The final detailed example is a high-performance reconfigurable digital front-end for cellular phones (Figure 15). Due to the GHz-range operational frequency required by the transceiver, a high-precision design simply cannot meet the performance requirement. The authors not only explored the possible architectural transformations [32], wordlength optimization was also required to make the performance feasible. Since high-performance designs often synthesize to parallel architectures (e.g., carry look-ahead adder), the wordlength-optimized design results in 40% area savings.

We now explore the tradeoff between MSE and hardware cost, which in this design directly translates to power, area, and timing feasibility. Since this design has two outputs (sine and cosine channels), the MSE at each output can be adjusted independently, shown in Figure 16(a). The adjacent channel power-ratio (ACPR) requirement of 46 dB must be met, which lead to a minimum MSE of 6×103. The ACPR of the wordlength optimal design is shown in Figure 16(b). Further wordlength reduction violates ACPR requirement (Figure 16(c)).

We have designed numerous chips across different sizes and operating frequencies using this tool. Due to the length limitation, main results from the selected chips are shown in Table 1.

7. Conclusion and Outlook

This paper discusses the purpose and usage of an automated wordlength optimization tool and its underlying algorithms. Numerous improvements have been made to extend its application to ASIC designs by supporting SynDSP blocksets and ASIC area estimations. With its model-based optimization, it is possible to construct designs for different quantization requirements without manual iteration. The present paper stresses the practicality of the FFC tools and explains the aspects in which it has been improved over its previous version. As before, we encourage readers to download the tool from our public website and try it on their designs. The readers are also encouraged to further refer to [3] for better understanding of the fundamentals of the FFC problem.
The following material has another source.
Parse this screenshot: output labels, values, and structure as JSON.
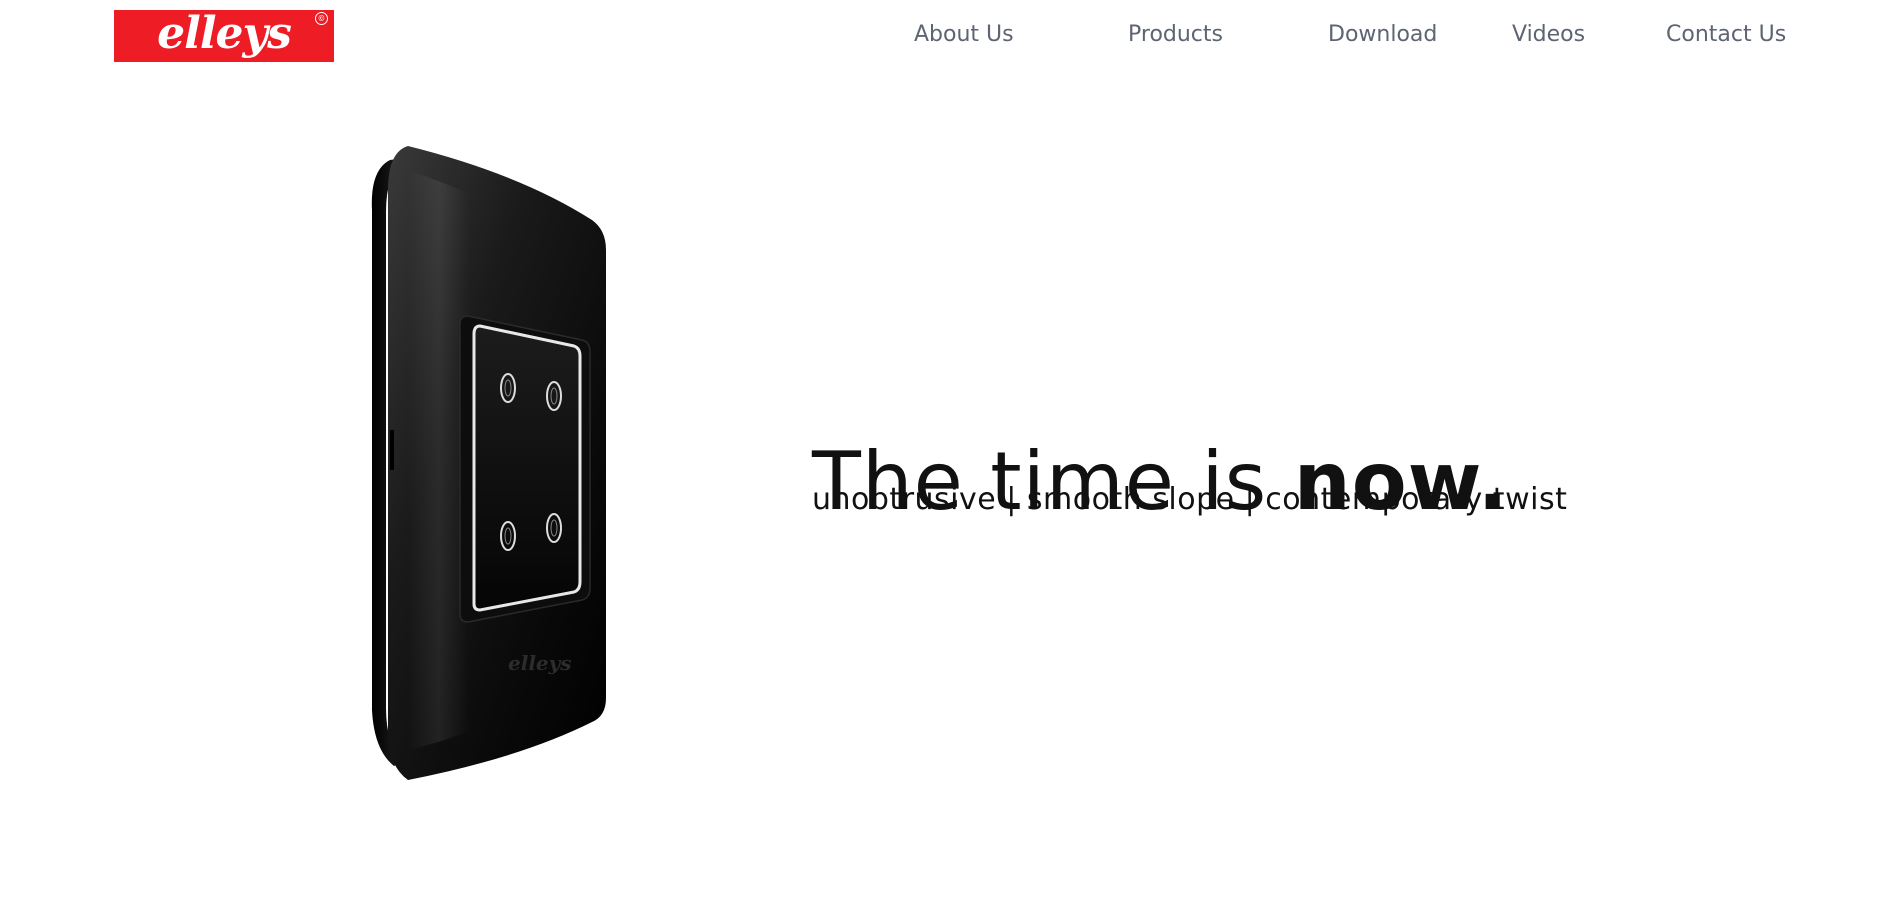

FFC research has advanced the field considerably in the past decade or more. Research teams like ours have been enjoying automated FFC on large number of chip designs. However, from what the authors experienced, semiconductor companies who face FFC on a daily basis are still using largely ad hoc and manual methods. This is can be caused by both lack of familiarity with the advanced topics and the resistance to new tools. We are confident that the public availability, and further documentation of our tool will help the industry’s adoption of the advanced approach. Tool support groups such as Synopsys, XSG, or even Simulink are the first step toward this realization. Adopting the concepts and techniques in other tool design environments may be less straightforward, but not difficult. Once the tool becomes an integrated and preincluded part of existing tool flow, the semiconductor industry would adopt it more readily.

Due to constant updates in Xilinx and Synopsys blockset, some version compatibility issues may occur, though we aim to provide updates with every major blockset release (support for Synopsys Synphony blockset is recently added).

Disclosure

It is open-source, so feel free to modify it and make suggestions, but please do not use it for commercial purposes without the authors permission.